Unlike with wiretaps, law enforcement agents are not required by federal statutes to obtain search warrants before employing pen registers or trap and trace devices. These devices record non‐content information regarding telephone calls and Internet communications. (Of course, “non‐content information” has quite a bit of content — who is talking to whom, how often, and for how long.)
The Electronic Privacy Information Center points out in a letter to Senate Judiciary Committee Chairman Patrick Leahy (D‑VT) that the Department of Justice has consistently failed to report on the use of pen registers and trap and trace devices as required by law:
The Electronic Communications Privacy Act requires the Attorney General to “annually report to Congress on the number of pen register orders and orders for trap and trace devices applied for by law enforcement agencies of the Department of Justice.” However, between 1999 and 2003, the Department of Justice failed to comply with this requirement.

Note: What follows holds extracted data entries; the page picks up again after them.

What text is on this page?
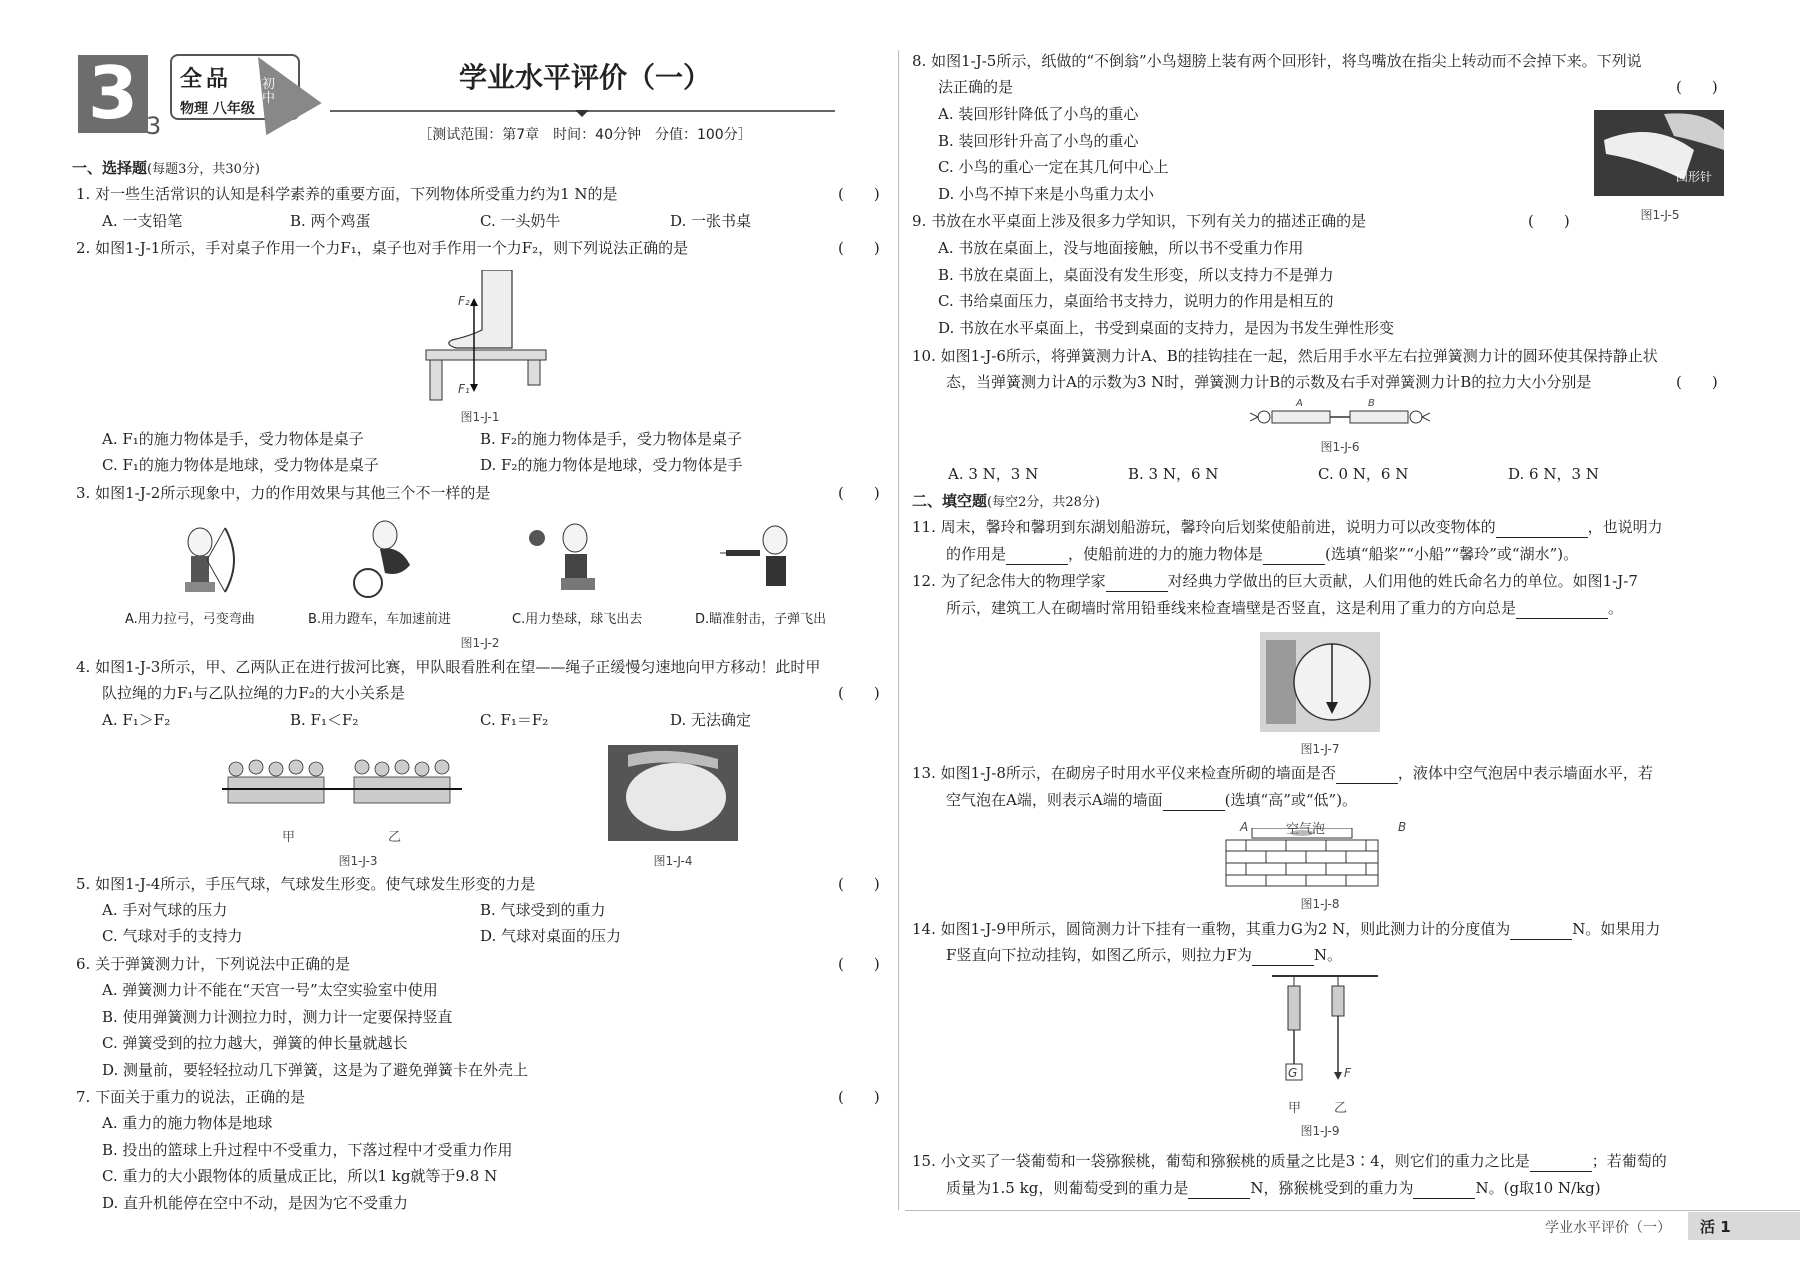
3 3
全品 初中
物理 八年级
学业水平评价（一）
［测试范围：第7章　时间：40分钟　分值：100分］
一、选择题(每题3分，共30分)
1. 对一些生活常识的认知是科学素养的重要方面，下列物体所受重力约为1 N的是	(　　)
A. 一支铅笔	B. 两个鸡蛋	C. 一头奶牛	D. 一张书桌
2. 如图1-J-1所示，手对桌子作用一个力F₁，桌子也对手作用一个力F₂，则下列说法正确的是	(　　)
F₂
F₁
图1-J-1
A. F₁的施力物体是手，受力物体是桌子	B. F₂的施力物体是手，受力物体是桌子
C. F₁的施力物体是地球，受力物体是桌子	D. F₂的施力物体是地球，受力物体是手
3. 如图1-J-2所示现象中，力的作用效果与其他三个不一样的是	(　　)
A.用力拉弓，弓变弯曲	B.用力蹬车，车加速前进	C.用力垫球，球飞出去	D.瞄准射击，子弹飞出
图1-J-2
4. 如图1-J-3所示，甲、乙两队正在进行拔河比赛，甲队眼看胜利在望——绳子正缓慢匀速地向甲方移动！此时甲
队拉绳的力F₁与乙队拉绳的力F₂的大小关系是	(　　)
A. F₁＞F₂	B. F₁＜F₂	C. F₁＝F₂	D. 无法确定
甲	乙
图1-J-3	图1-J-4
5. 如图1-J-4所示，手压气球，气球发生形变。使气球发生形变的力是	(　　)
A. 手对气球的压力	B. 气球受到的重力
C. 气球对手的支持力	D. 气球对桌面的压力
6. 关于弹簧测力计，下列说法中正确的是	(　　)
A. 弹簧测力计不能在“天宫一号”太空实验室中使用
B. 使用弹簧测力计测拉力时，测力计一定要保持竖直
C. 弹簧受到的拉力越大，弹簧的伸长量就越长
D. 测量前，要轻轻拉动几下弹簧，这是为了避免弹簧卡在外壳上
7. 下面关于重力的说法，正确的是	(　　)
A. 重力的施力物体是地球
B. 投出的篮球上升过程中不受重力，下落过程中才受重力作用
C. 重力的大小跟物体的质量成正比，所以1 kg就等于9.8 N
D. 直升机能停在空中不动，是因为它不受重力
8. 如图1-J-5所示，纸做的“不倒翁”小鸟翅膀上装有两个回形针，将鸟嘴放在指尖上转动而不会掉下来。下列说
法正确的是	(　　)
A. 装回形针降低了小鸟的重心
B. 装回形针升高了小鸟的重心
C. 小鸟的重心一定在其几何中心上
D. 小鸟不掉下来是小鸟重力太小
回形针
图1-J-5
9. 书放在水平桌面上涉及很多力学知识，下列有关力的描述正确的是	(　　)
A. 书放在桌面上，没与地面接触，所以书不受重力作用
B. 书放在桌面上，桌面没有发生形变，所以支持力不是弹力
C. 书给桌面压力，桌面给书支持力，说明力的作用是相互的
D. 书放在水平桌面上，书受到桌面的支持力，是因为书发生弹性形变
10. 如图1-J-6所示，将弹簧测力计A、B的挂钩挂在一起，然后用手水平左右拉弹簧测力计的圆环使其保持静止状
态，当弹簧测力计A的示数为3 N时，弹簧测力计B的示数及右手对弹簧测力计B的拉力大小分别是	(　　)
A	B
图1-J-6
A. 3 N，3 N	B. 3 N，6 N	C. 0 N，6 N	D. 6 N，3 N
二、填空题(每空2分，共28分)
11. 周末，馨玲和馨玥到东湖划船游玩，馨玲向后划桨使船前进，说明力可以改变物体的	，也说明力
的作用是	，使船前进的力的施力物体是	(选填“船桨”“小船”“馨玲”或“湖水”)。
12. 为了纪念伟大的物理学家	对经典力学做出的巨大贡献，人们用他的姓氏命名力的单位。如图1-J-7
所示，建筑工人在砌墙时常用铅垂线来检查墙壁是否竖直，这是利用了重力的方向总是	。
图1-J-7
13. 如图1-J-8所示，在砌房子时用水平仪来检查所砌的墙面是否	，液体中空气泡居中表示墙面水平，若
空气泡在A端，则表示A端的墙面	(选填“高”或“低”)。
A	空气泡	B
图1-J-8
14. 如图1-J-9甲所示，圆筒测力计下挂有一重物，其重力G为2 N，则此测力计的分度值为	N。如果用力
F竖直向下拉动挂钩，如图乙所示，则拉力F为	N。
G	F
甲	乙
图1-J-9
15. 小文买了一袋葡萄和一袋猕猴桃，葡萄和猕猴桃的质量之比是3∶4，则它们的重力之比是	；若葡萄的
质量为1.5 kg，则葡萄受到的重力是	N，猕猴桃受到的重力为	N。(g取10 N/kg)
学业水平评价（一） 活 1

Instead, 1999 – 2003 data was provided to Congress in a single “document dump,” which submitted five years of reports in November 2004. In addition, when the 1999 – 2003 reports were finally provided to Congress, the documents failed to include all of the information that the Pen Register Act requires to be shared with lawmakers. The documents do not detail the offenses for which the pen register and trap and trace orders were obtained, as required by 18 U.S.C. § 3126(2). Furthermore, the documents do not identify the district or branch office of the agencies that submitted the pen register requests, information required by 18 U.S.C. § 3126(8).
EPIC has found no evidence that the Department of Justice provided annual pen register reports to Congress for 2004, 2005, 2006, 2007, or 2008. “This failure would demonstrate ongoing, repeated breaches of the DOJ’s statutory obligations to inform the public and the Congress about the use of electronic surveillance authority,” they say.
It’s a good bet, when government powers are used without oversight, that they will be abused. Kudos to EPIC for pressing this issue. Senator Leahy’s Judiciary Committee should ensure that DoJ completes reporting on past years and that it reports regularly, in full, from here forward.
New Jerseyans may get a chance to vote their Fourth Amendment preferences in the upcoming gubernatorial elections. Among the candidates is Chris Christie, who as U.S. Attorney for New Jersey authorized the tracking of suspects’ cell phones without getting a warrant.